Sir Howard Colvin
Trained as a medievalist, Colvin returned from the war to an assistant lectureship at UCL, and in 1951 he published The White Canons in England. But even before the war he had conceived the idea of compiling a dictionary of English architects, and, in the intervals between teaching medieval history, at UCL and from 1948 at St John’s College, Oxford, he carried out the work in neglected archives and obscure libraries that bore fruit in 1954 as the Biographical Dictionary of English Architects 1660-1840. This immediately became an essential companion to all serious architectural historians, giving the first accurate lists of works, excluding wild attributions, and prefacing each list with a literate and often witty critical essay. A second edition followed in 1978, including much new material, especially on Scotland and early 17th-century architects: hence the new title, A Biographical Dictionary of British Architects 1600-1840. A third edition came out in 1995, and a fourth was in the hands of the publishers at the time of his death.

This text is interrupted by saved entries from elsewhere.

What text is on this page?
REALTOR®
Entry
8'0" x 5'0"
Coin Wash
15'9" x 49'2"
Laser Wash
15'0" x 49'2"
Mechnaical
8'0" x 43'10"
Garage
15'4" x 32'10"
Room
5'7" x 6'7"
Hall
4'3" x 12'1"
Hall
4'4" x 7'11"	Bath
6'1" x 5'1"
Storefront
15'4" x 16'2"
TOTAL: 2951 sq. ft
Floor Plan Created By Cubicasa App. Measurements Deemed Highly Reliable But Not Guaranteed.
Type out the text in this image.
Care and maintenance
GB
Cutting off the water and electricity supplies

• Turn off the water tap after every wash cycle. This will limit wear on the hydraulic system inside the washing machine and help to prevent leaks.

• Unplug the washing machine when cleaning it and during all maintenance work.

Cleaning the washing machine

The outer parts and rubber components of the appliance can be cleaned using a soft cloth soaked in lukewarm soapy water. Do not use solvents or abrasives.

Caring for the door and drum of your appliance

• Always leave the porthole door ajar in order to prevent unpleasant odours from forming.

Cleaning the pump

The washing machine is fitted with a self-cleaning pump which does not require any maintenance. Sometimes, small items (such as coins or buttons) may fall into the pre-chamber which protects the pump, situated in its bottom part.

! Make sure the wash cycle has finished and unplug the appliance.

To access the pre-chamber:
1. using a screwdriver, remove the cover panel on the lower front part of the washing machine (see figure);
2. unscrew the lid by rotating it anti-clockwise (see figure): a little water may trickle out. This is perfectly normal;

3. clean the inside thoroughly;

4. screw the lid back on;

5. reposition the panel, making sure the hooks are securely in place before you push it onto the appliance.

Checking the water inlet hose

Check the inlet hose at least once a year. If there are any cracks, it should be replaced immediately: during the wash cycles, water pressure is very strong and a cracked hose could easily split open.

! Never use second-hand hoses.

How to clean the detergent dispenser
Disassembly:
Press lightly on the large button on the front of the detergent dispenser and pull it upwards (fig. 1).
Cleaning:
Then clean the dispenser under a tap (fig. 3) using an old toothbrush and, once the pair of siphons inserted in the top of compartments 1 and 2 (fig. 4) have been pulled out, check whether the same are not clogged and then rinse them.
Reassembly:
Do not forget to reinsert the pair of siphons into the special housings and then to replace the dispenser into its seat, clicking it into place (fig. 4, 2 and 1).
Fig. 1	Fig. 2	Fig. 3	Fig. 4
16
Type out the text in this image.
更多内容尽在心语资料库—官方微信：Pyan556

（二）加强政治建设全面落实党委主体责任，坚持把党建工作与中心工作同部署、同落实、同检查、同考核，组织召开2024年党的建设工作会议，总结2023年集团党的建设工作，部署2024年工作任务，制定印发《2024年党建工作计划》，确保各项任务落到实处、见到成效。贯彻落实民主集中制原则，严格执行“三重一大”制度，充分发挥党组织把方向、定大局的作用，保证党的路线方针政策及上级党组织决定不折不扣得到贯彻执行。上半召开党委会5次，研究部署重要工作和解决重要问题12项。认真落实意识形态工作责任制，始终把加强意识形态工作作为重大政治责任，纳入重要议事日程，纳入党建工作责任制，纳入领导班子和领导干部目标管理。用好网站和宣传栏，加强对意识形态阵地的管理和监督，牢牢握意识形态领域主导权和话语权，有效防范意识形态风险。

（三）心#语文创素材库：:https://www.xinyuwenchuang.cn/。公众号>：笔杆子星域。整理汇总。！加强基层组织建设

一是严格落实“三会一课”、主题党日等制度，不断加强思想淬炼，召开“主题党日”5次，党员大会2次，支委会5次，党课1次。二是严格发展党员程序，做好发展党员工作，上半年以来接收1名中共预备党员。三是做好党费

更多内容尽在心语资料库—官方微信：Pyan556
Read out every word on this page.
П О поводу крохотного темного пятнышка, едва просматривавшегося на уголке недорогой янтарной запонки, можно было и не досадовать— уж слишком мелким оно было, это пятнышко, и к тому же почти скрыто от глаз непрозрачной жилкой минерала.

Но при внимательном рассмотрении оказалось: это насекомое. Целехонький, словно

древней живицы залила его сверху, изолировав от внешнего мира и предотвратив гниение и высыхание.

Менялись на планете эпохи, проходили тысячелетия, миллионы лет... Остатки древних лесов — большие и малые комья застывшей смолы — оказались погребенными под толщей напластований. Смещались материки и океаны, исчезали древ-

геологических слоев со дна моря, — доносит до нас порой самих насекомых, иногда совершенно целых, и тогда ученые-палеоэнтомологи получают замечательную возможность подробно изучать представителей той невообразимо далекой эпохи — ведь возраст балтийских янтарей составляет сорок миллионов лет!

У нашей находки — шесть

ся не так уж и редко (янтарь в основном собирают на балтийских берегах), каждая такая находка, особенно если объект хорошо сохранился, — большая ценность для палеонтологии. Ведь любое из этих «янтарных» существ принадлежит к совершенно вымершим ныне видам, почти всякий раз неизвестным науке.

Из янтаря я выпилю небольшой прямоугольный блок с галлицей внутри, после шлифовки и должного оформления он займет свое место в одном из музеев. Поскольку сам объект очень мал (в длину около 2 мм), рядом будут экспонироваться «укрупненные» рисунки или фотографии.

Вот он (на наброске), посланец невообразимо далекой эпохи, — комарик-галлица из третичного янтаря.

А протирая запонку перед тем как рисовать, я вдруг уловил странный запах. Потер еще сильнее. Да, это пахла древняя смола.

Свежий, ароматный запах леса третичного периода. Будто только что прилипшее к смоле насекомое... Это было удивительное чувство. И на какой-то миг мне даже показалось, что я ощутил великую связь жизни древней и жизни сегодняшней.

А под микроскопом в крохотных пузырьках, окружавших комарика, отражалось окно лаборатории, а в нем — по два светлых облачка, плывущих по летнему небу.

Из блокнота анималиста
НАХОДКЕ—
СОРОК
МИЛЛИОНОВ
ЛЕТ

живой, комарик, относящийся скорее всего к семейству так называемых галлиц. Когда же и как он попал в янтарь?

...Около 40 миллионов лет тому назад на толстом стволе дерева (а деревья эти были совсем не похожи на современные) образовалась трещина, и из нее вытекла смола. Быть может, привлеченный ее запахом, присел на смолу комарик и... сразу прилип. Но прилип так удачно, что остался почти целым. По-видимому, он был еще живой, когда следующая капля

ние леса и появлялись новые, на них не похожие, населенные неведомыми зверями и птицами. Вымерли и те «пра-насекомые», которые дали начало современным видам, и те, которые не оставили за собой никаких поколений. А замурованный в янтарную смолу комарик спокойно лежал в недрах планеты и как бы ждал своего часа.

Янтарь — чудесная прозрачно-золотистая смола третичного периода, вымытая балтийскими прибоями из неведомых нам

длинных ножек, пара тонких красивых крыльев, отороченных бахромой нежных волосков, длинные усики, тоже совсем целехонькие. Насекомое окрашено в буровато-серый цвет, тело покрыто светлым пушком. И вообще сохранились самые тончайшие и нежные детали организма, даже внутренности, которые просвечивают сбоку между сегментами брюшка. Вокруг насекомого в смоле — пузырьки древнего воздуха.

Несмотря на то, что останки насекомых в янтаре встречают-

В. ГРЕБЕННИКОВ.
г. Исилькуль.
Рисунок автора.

Colvin will probably always be best known for his dictionary, but even without it his scholarly achievement was an impressive one. He was the general editor of the History of the King’s Works and co-author of the first five volumes (1963-82). Unbuilt Oxford (1983) is the best architectural history of the city in which he made his home. And in Architecture and the After-Life (1991) – something in which he neither believed nor wished to experience – he indulged his interest in church monuments and funerary buildings. Common to all these works is a fascination with what Dr Johnson called the vanity of human wishes: castles that fall into ruin, palaces from which the glory departs, collegiate buildings that do not get beyond the architect’s drawing board, memorials to the long-forgotten dead. Through his zeal in tracking down records and his love of the telling detail he rescued them from oblivion.